Lincoln, Neb., has switched on an outdoor public Wi-Fi access service built with equipment from Ruckus Wireless.

Lincoln Free WiFi is currently available in and around a downtown park (Bill Harris Iron Horse Park) in the city’s Haymarket area. The city plans to extend the service throughout its Haymarket and Railyard areas.

Ruckus Smart Wi-Fi access points (APs) are mounted on city-owned assets and are connected by gigabit fiber connections.

NebraskaLink is providing a 1-gigabit network connection to support the project. Commonwealth Electric, the City's fiber optic contractor, donated the installation of the fiber optic network.

The pilot project grew out of the 2013 Lincoln Technology Improvement District (LTID), a partnership between the City and private broadband providers to upgrade the fiber network in the central business district.

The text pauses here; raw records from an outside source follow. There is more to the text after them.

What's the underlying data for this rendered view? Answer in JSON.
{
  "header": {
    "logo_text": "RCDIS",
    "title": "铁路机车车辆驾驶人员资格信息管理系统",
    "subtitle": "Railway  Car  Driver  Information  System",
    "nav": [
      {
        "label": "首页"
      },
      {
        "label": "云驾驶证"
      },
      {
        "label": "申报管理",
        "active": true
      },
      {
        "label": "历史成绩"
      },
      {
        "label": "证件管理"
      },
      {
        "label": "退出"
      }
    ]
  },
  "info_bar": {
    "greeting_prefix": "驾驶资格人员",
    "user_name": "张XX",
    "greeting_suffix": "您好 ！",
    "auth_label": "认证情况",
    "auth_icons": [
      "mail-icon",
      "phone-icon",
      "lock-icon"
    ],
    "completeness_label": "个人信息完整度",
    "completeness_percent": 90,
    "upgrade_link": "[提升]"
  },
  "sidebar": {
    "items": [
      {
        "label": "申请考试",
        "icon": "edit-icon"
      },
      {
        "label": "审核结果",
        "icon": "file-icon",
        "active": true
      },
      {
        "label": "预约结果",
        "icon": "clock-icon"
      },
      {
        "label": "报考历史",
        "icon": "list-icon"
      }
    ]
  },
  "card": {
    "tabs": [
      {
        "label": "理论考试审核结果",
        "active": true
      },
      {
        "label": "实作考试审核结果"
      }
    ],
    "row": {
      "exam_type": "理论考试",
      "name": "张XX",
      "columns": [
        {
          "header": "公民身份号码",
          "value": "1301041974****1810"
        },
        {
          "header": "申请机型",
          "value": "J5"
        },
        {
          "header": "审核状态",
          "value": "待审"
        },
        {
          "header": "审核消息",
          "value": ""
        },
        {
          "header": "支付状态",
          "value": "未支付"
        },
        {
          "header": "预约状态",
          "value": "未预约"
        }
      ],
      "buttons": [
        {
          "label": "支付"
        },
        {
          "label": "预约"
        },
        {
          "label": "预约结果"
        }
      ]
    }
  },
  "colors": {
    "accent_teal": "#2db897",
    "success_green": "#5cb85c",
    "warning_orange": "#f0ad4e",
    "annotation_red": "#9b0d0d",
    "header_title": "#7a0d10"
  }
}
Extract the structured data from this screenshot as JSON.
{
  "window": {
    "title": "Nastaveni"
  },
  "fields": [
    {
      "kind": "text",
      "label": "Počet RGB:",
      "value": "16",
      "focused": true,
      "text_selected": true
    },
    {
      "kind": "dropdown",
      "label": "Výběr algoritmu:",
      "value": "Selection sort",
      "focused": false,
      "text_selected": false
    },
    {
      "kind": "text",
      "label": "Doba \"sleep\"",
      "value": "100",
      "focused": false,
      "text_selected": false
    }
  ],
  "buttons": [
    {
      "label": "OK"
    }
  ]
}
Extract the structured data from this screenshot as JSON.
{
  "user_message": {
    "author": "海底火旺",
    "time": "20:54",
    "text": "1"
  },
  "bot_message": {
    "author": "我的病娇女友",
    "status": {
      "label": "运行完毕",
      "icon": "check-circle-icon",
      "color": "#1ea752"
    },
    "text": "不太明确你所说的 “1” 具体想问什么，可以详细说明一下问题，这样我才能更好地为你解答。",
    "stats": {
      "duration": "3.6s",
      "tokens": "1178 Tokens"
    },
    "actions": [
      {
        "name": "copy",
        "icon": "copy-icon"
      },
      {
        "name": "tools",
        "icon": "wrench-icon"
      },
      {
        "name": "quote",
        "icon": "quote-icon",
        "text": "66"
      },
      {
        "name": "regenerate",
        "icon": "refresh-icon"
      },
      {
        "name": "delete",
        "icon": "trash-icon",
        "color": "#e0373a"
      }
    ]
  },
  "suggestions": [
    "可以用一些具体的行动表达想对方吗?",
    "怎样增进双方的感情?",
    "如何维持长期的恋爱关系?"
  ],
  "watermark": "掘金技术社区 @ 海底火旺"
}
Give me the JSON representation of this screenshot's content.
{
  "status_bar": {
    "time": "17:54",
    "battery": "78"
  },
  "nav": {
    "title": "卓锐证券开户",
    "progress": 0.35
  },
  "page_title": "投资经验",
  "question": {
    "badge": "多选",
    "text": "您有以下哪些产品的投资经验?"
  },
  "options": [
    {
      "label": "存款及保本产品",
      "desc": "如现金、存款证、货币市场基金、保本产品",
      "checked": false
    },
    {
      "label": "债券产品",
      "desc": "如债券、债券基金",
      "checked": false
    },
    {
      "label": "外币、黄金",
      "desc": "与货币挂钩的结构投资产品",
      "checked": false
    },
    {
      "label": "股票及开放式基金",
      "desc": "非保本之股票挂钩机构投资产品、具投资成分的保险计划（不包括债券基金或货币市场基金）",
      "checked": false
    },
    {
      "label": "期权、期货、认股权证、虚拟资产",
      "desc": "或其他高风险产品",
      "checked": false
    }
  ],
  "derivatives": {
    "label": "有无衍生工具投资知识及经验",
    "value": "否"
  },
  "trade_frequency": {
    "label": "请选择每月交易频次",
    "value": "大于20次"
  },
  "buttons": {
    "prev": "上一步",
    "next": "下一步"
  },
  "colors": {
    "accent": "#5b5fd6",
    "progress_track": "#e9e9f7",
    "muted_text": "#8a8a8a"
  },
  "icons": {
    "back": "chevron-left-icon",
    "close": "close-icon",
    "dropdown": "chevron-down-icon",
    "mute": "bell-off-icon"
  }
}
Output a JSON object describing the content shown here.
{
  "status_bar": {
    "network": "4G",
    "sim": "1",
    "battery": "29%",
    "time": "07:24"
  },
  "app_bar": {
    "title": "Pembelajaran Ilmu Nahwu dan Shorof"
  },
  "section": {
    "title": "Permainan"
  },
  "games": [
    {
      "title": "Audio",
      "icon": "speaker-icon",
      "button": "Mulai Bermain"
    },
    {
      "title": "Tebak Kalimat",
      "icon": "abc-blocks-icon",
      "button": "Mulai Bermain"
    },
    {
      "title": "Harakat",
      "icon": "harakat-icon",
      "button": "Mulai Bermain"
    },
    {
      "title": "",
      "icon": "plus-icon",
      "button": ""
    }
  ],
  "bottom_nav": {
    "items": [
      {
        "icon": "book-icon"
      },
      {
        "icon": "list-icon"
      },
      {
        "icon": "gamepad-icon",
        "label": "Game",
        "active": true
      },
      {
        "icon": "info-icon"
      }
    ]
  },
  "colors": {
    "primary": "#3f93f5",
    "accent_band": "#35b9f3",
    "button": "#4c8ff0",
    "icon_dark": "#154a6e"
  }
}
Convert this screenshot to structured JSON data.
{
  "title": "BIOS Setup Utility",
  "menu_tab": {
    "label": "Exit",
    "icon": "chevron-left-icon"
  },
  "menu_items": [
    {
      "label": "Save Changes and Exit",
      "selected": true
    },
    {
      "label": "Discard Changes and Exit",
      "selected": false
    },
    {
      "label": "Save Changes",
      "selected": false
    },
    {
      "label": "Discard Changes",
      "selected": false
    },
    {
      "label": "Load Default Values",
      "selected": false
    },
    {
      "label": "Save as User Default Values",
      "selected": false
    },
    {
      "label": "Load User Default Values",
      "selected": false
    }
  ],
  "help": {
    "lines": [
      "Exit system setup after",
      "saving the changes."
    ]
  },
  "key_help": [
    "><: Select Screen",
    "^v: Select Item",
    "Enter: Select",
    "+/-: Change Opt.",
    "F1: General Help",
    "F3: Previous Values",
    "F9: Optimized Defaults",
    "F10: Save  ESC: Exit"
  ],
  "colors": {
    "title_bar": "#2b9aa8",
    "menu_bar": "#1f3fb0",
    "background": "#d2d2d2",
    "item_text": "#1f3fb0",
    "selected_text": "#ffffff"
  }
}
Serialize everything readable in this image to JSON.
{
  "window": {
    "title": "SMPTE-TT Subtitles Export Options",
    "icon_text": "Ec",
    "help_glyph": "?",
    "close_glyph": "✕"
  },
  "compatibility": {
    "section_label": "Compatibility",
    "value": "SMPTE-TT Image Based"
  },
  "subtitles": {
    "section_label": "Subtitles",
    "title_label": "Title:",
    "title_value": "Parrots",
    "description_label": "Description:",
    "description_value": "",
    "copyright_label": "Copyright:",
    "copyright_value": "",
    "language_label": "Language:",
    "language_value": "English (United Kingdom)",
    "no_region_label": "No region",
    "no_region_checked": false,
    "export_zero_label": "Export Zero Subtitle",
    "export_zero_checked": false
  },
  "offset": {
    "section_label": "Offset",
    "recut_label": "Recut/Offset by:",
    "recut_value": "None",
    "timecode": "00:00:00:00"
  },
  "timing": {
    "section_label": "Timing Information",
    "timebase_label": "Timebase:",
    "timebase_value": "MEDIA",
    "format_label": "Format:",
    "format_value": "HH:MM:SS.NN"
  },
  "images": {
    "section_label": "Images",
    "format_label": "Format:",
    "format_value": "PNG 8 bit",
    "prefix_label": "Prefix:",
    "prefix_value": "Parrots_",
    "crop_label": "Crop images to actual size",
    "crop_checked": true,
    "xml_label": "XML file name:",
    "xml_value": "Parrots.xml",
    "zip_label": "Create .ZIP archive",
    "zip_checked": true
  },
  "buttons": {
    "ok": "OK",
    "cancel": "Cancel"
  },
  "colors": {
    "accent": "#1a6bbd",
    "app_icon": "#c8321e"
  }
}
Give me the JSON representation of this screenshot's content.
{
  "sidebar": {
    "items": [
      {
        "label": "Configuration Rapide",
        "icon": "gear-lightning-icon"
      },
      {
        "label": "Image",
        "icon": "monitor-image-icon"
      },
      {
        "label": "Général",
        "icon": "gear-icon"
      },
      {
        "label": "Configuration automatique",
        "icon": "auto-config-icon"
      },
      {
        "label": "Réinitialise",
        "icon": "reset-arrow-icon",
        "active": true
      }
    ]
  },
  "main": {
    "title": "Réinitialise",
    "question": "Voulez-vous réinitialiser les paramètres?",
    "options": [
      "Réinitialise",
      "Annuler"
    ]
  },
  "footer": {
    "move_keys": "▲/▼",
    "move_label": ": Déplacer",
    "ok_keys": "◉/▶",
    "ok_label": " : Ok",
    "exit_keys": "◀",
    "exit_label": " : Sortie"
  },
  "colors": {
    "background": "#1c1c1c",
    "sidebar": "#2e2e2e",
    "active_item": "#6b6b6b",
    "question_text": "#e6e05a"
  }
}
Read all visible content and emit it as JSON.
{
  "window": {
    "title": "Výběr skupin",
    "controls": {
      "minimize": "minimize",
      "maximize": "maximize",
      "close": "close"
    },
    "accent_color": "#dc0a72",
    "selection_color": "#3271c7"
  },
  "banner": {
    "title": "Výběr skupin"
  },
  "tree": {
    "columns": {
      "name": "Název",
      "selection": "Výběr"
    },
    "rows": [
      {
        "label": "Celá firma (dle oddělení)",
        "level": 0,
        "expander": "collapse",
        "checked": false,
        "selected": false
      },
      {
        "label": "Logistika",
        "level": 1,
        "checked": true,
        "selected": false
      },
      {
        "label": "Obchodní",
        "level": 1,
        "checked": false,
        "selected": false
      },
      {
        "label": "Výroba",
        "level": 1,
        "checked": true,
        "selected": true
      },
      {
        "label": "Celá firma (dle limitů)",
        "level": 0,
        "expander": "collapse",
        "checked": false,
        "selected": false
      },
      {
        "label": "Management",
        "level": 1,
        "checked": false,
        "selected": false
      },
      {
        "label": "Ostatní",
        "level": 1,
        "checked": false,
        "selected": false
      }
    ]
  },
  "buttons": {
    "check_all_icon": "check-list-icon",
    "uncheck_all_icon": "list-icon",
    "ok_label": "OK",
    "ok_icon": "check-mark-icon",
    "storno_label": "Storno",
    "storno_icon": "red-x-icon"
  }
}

David Young, the City's Fiber Infrastructure and Right of Way Manager, said Ruckus Wireless was chosen for the project after extensive testing because its patented technology provides more stable and higher-speed connections than conventional Wi-Fi technology.

Ruckus Smart Wi-Fi is able to adapt Wi-Fi signals to changing environmental conditions to ensure more stable and higher speed wireless connections to Wi-Fi enabled devices, the company said.

Ruckus Wireless said the partnership is delivering the first cloud-based municipal public Wi-Fi access service using the Ruckus Smart Access Management service.

Ruckus is providing similar Wi-Fi service in San Francisco and San Jose.

"Our long-term goal is to make Lincoln one of the most connected cities in the nation,” Chris Beutler, the mayor of Lincoln, NE said.  “Access to wireless technology in our public spaces for use by residents, visitors and even businesses is becoming an expectation.  This public-private partnership gives residents and visitors a reliable Wi-Fi connection in one of the most exciting areas of our community.  It’s the first step in our initiative to expand the service to more of the Railyard, Haymarket and West Haymarket area.  It also lays the foundation for future wireless connectivity projects.”